Approximately 40 people packed the Davison County North Offices on Tuesday night for the county’s Planning Commission meeting to hear the six present board members debate the publicly panned 12 wind energy recommendations proposed by the county’s Planning and Zoning Department. The commission decided to delay proposing the plan to the Davison County Commission and will instead discuss the matter at its May 2 meeting.
County Commissioner Kim Weitala serves on the Planning Commission and acknowledged that 1,000 feet may be too short of a setback between a tower and the nearest home. But she said one mile is too far, as proposed by several landowners, and would essentially close the door on wind energy projects in the county.
“No, I think 1,000 is too short,” Weitala said. ” … So I don’t think it’s fair to put a mile on there, because why are we here then?”
The idea of a half-mile setback was floated by the board, but Planning Commission Chair Bruce Haines proposed a setback based on the height of the tower rather than 1,000 feet. Haines offered the example of a 450-foot tower, stating a setback could be established determined by a multiple of 10, thus setting a 4,500-foot setback. Davison County Commission Chair Brenda Bode then suggested also including a minimum setback as an alternative to the setback determined by height, which Haines said would be feasible.

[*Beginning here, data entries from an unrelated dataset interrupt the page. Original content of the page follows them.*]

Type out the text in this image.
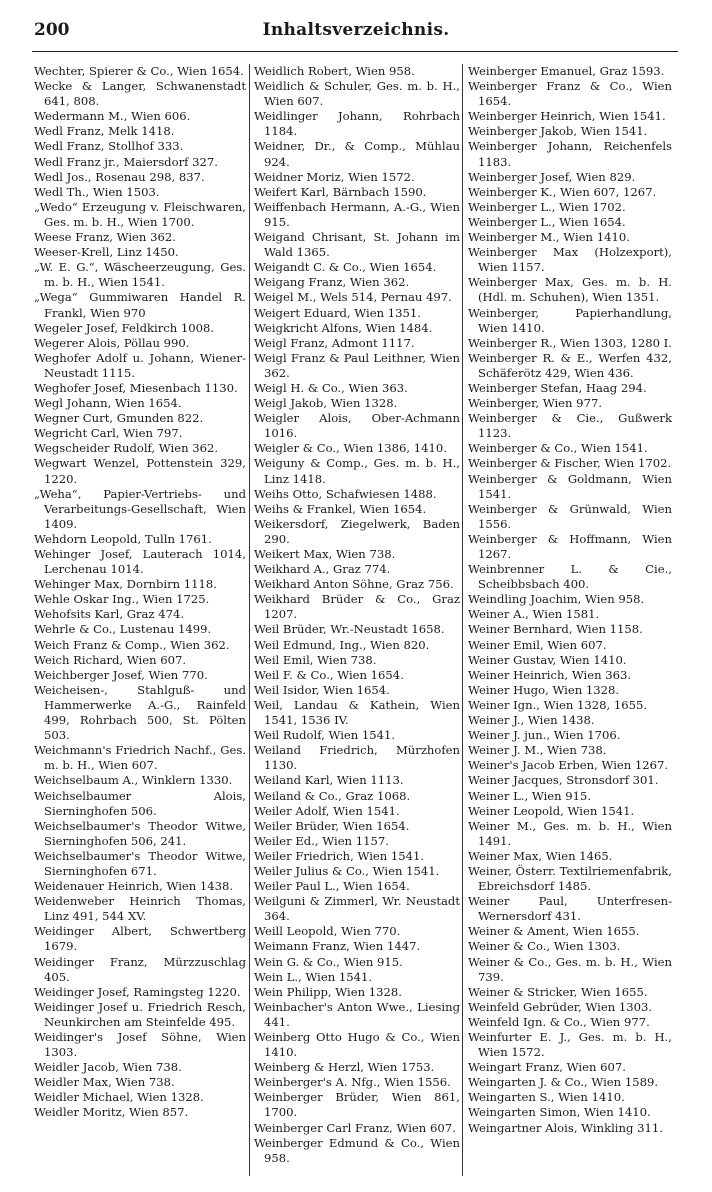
200	Inhaltsverzeichnis.
Wechter, Spierer & Co., Wien 1654.
Wecke & Langer, Schwanenstadt 641, 808.
Wedermann M., Wien 606.
Wedl Franz, Melk 1418.
Wedl Franz, Stollhof 333.
Wedl Franz jr., Maiersdorf 327.
Wedl Jos., Rosenau 298, 837.
Wedl Th., Wien 1503.
„Wedo“ Erzeugung v. Fleischwaren, Ges. m. b. H., Wien 1700.
Weese Franz, Wien 362.
Weeser-Krell, Linz 1450.
„W. E. G.“, Wäscheerzeugung, Ges. m. b. H., Wien 1541.
„Wega“ Gummiwaren Handel R. Frankl, Wien 970
Wegeler Josef, Feldkirch 1008.
Wegerer Alois, Pöllau 990.
Weghofer Adolf u. Johann, Wiener-Neustadt 1115.
Weghofer Josef, Miesenbach 1130.
Wegl Johann, Wien 1654.
Wegner Curt, Gmunden 822.
Wegricht Carl, Wien 797.
Wegscheider Rudolf, Wien 362.
Wegwart Wenzel, Pottenstein 329, 1220.
„Weha“, Papier-Vertriebs- und Verarbeitungs-Gesellschaft, Wien 1409.
Wehdorn Leopold, Tulln 1761.
Wehinger Josef, Lauterach 1014, Lerchenau 1014.
Wehinger Max, Dornbirn 1118.
Wehle Oskar Ing., Wien 1725.
Wehofsits Karl, Graz 474.
Wehrle & Co., Lustenau 1499.
Weich Franz & Comp., Wien 362.
Weich Richard, Wien 607.
Weichberger Josef, Wien 770.
Weicheisen-, Stahlguß- und Hammerwerke A.-G., Rainfeld 499, Rohrbach 500, St. Pölten 503.
Weichmann's Friedrich Nachf., Ges. m. b. H., Wien 607.
Weichselbaum A., Winklern 1330.
Weichselbaumer Alois, Sierninghofen 506.
Weichselbaumer's Theodor Witwe, Sierninghofen 506, 241.
Weichselbaumer's Theodor Witwe, Sierninghofen 671.
Weidenauer Heinrich, Wien 1438.
Weidenweber Heinrich Thomas, Linz 491, 544 XV.
Weidinger Albert, Schwertberg 1679.
Weidinger Franz, Mürzzuschlag 405.
Weidinger Josef, Ramingsteg 1220.
Weidinger Josef u. Friedrich Resch, Neunkirchen am Steinfelde 495.
Weidinger's Josef Söhne, Wien 1303.
Weidler Jacob, Wien 738.
Weidler Max, Wien 738.
Weidler Michael, Wien 1328.
Weidler Moritz, Wien 857.
Weidlich Robert, Wien 958.
Weidlich & Schuler, Ges. m. b. H., Wien 607.
Weidlinger Johann, Rohrbach 1184.
Weidner, Dr., & Comp., Mühlau 924.
Weidner Moriz, Wien 1572.
Weifert Karl, Bärnbach 1590.
Weiffenbach Hermann, A.-G., Wien 915.
Weigand Chrisant, St. Johann im Wald 1365.
Weigandt C. & Co., Wien 1654.
Weigang Franz, Wien 362.
Weigel M., Wels 514, Pernau 497.
Weigert Eduard, Wien 1351.
Weigkricht Alfons, Wien 1484.
Weigl Franz, Admont 1117.
Weigl Franz & Paul Leithner, Wien 362.
Weigl H. & Co., Wien 363.
Weigl Jakob, Wien 1328.
Weigler Alois, Ober-Achmann 1016.
Weigler & Co., Wien 1386, 1410.
Weiguny & Comp., Ges. m. b. H., Linz 1418.
Weihs Otto, Schafwiesen 1488.
Weihs & Frankel, Wien 1654.
Weikersdorf, Ziegelwerk, Baden 290.
Weikert Max, Wien 738.
Weikhard A., Graz 774.
Weikhard Anton Söhne, Graz 756.
Weikhard Brüder & Co., Graz 1207.
Weil Brüder, Wr.-Neustadt 1658.
Weil Edmund, Ing., Wien 820.
Weil Emil, Wien 738.
Weil F. & Co., Wien 1654.
Weil Isidor, Wien 1654.
Weil, Landau & Kathein, Wien 1541, 1536 IV.
Weil Rudolf, Wien 1541.
Weiland Friedrich, Mürzhofen 1130.
Weiland Karl, Wien 1113.
Weiland & Co., Graz 1068.
Weiler Adolf, Wien 1541.
Weiler Brüder, Wien 1654.
Weiler Ed., Wien 1157.
Weiler Friedrich, Wien 1541.
Weiler Julius & Co., Wien 1541.
Weiler Paul L., Wien 1654.
Weilguni & Zimmerl, Wr. Neustadt 364.
Weill Leopold, Wien 770.
Weimann Franz, Wien 1447.
Wein G. & Co., Wien 915.
Wein L., Wien 1541.
Wein Philipp, Wien 1328.
Weinbacher's Anton Wwe., Liesing 441.
Weinberg Otto Hugo & Co., Wien 1410.
Weinberg & Herzl, Wien 1753.
Weinberger's A. Nfg., Wien 1556.
Weinberger Brüder, Wien 861, 1700.
Weinberger Carl Franz, Wien 607.
Weinberger Edmund & Co., Wien 958.
Weinberger Emanuel, Graz 1593.
Weinberger Franz & Co., Wien 1654.
Weinberger Heinrich, Wien 1541.
Weinberger Jakob, Wien 1541.
Weinberger Johann, Reichenfels 1183.
Weinberger Josef, Wien 829.
Weinberger K., Wien 607, 1267.
Weinberger L., Wien 1702.
Weinberger L., Wien 1654.
Weinberger M., Wien 1410.
Weinberger Max (Holzexport), Wien 1157.
Weinberger Max, Ges. m. b. H. (Hdl. m. Schuhen), Wien 1351.
Weinberger, Papierhandlung, Wien 1410.
Weinberger R., Wien 1303, 1280 I.
Weinberger R. & E., Werfen 432, Schäferötz 429, Wien 436.
Weinberger Stefan, Haag 294.
Weinberger, Wien 977.
Weinberger & Cie., Gußwerk 1123.
Weinberger & Co., Wien 1541.
Weinberger & Fischer, Wien 1702.
Weinberger & Goldmann, Wien 1541.
Weinberger & Grünwald, Wien 1556.
Weinberger & Hoffmann, Wien 1267.
Weinbrenner L. & Cie., Scheibbsbach 400.
Weindling Joachim, Wien 958.
Weiner A., Wien 1581.
Weiner Bernhard, Wien 1158.
Weiner Emil, Wien 607.
Weiner Gustav, Wien 1410.
Weiner Heinrich, Wien 363.
Weiner Hugo, Wien 1328.
Weiner Ign., Wien 1328, 1655.
Weiner J., Wien 1438.
Weiner J. jun., Wien 1706.
Weiner J. M., Wien 738.
Weiner's Jacob Erben, Wien 1267.
Weiner Jacques, Stronsdorf 301.
Weiner L., Wien 915.
Weiner Leopold, Wien 1541.
Weiner M., Ges. m. b. H., Wien 1491.
Weiner Max, Wien 1465.
Weiner, Österr. Textilriemenfabrik, Ebreichsdorf 1485.
Weiner Paul, Unterfresen-Wernersdorf 431.
Weiner & Ament, Wien 1655.
Weiner & Co., Wien 1303.
Weiner & Co., Ges. m. b. H., Wien 739.
Weiner & Stricker, Wien 1655.
Weinfeld Gebrüder, Wien 1303.
Weinfeld Ign. & Co., Wien 977.
Weinfurter E. J., Ges. m. b. H., Wien 1572.
Weingart Franz, Wien 607.
Weingarten J. & Co., Wien 1589.
Weingarten S., Wien 1410.
Weingarten Simon, Wien 1410.
Weingartner Alois, Winkling 311.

“Because then we protect ourselves either way,” Haines said.
The proposal includes 12 regulations, most notably rules enforcing light and sound restrictions. But before the meeting ended, public comments focused on the potential decrease in property values and appearance of wind towers.

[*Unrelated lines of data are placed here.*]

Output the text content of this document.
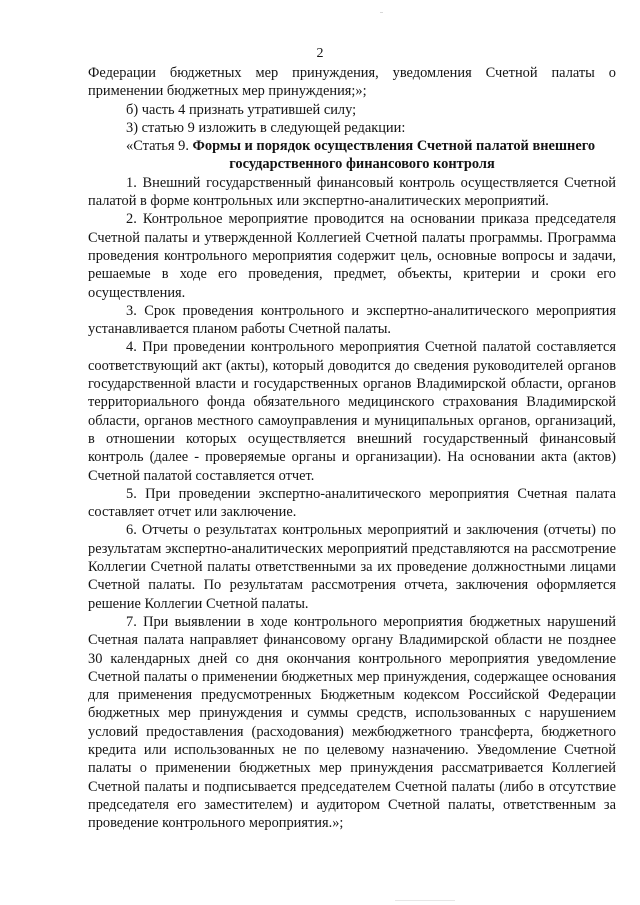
2

Федерации бюджетных мер принуждения, уведомления Счетной палаты о применении бюджетных мер принуждения;»;

б) часть 4 признать утратившей силу;

3) статью 9 изложить в следующей редакции:

«Статья 9. Формы и порядок осуществления Счетной палатой внешнего

государственного финансового контроля

1. Внешний государственный финансовый контроль осуществляется Счетной палатой в форме контрольных или экспертно-аналитических мероприятий.

2. Контрольное мероприятие проводится на основании приказа председателя Счетной палаты и утвержденной Коллегией Счетной палаты программы. Программа проведения контрольного мероприятия содержит цель, основные вопросы и задачи, решаемые в ходе его проведения, предмет, объекты, критерии и сроки его осуществления.

3. Срок проведения контрольного и экспертно-аналитического мероприятия устанавливается планом работы Счетной палаты.

4. При проведении контрольного мероприятия Счетной палатой составляется соответствующий акт (акты), который доводится до сведения руководителей органов государственной власти и государственных органов Владимирской области, органов территориального фонда обязательного медицинского страхования Владимирской области, органов местного самоуправления и муниципальных органов, организаций, в отношении которых осуществляется внешний государственный финансовый контроль (далее - проверяемые органы и организации). На основании акта (актов) Счетной палатой составляется отчет.

5. При проведении экспертно-аналитического мероприятия Счетная палата составляет отчет или заключение.

6. Отчеты о результатах контрольных мероприятий и заключения (отчеты) по результатам экспертно-аналитических мероприятий представляются на рассмотрение Коллегии Счетной палаты ответственными за их проведение должностными лицами Счетной палаты. По результатам рассмотрения отчета, заключения оформляется решение Коллегии Счетной палаты.

7. При выявлении в ходе контрольного мероприятия бюджетных нарушений Счетная палата направляет финансовому органу Владимирской области не позднее 30 календарных дней со дня окончания контрольного мероприятия уведомление Счетной палаты о применении бюджетных мер принуждения, содержащее основания для применения предусмотренных Бюджетным кодексом Российской Федерации бюджетных мер принуждения и суммы средств, использованных с нарушением условий предоставления (расходования) межбюджетного трансферта, бюджетного кредита или использованных не по целевому назначению. Уведомление Счетной палаты о применении бюджетных мер принуждения рассматривается Коллегией Счетной палаты и подписывается председателем Счетной палаты (либо в отсутствие председателя его заместителем) и аудитором Счетной палаты, ответственным за проведение контрольного мероприятия.»;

Planning and Zoning Administrator Jeff Bathke also said whatever regulation is on the books, the Davison County Commission could demand stricter regulations at the time of the conditional use application. And as he’s done throughout the public hearing process, Bathke noted the regulations would be the first on the books for Davison County.
“If someone were to present one right now, there are no regulations under it other than they need a conditional use application,” Bathke said, stating an applicant could install towers that make as much noise or be as bright as possible.
The proposed regulations are part of a larger zoning ordinance overhaul in the works for years, including updates to definitions and minor clarifications. Dozens of other items received no public opposition Tuesday night.
The proposals will require approval from the five-person Davison County Commission, the same commission that denied a 9- to 11-turbine project between Mitchell and Mount Vernon last year. And whatever the final pitch is, Commission Chair Brenda Bode said the ordinance gives the county a good starting point when considering future projects.
“So I strongly think this is going to be a working document, and as the industry changes, we’ll probably see changes with what we do with this,” Bode said about the ordinance serving as a living document that can be altered.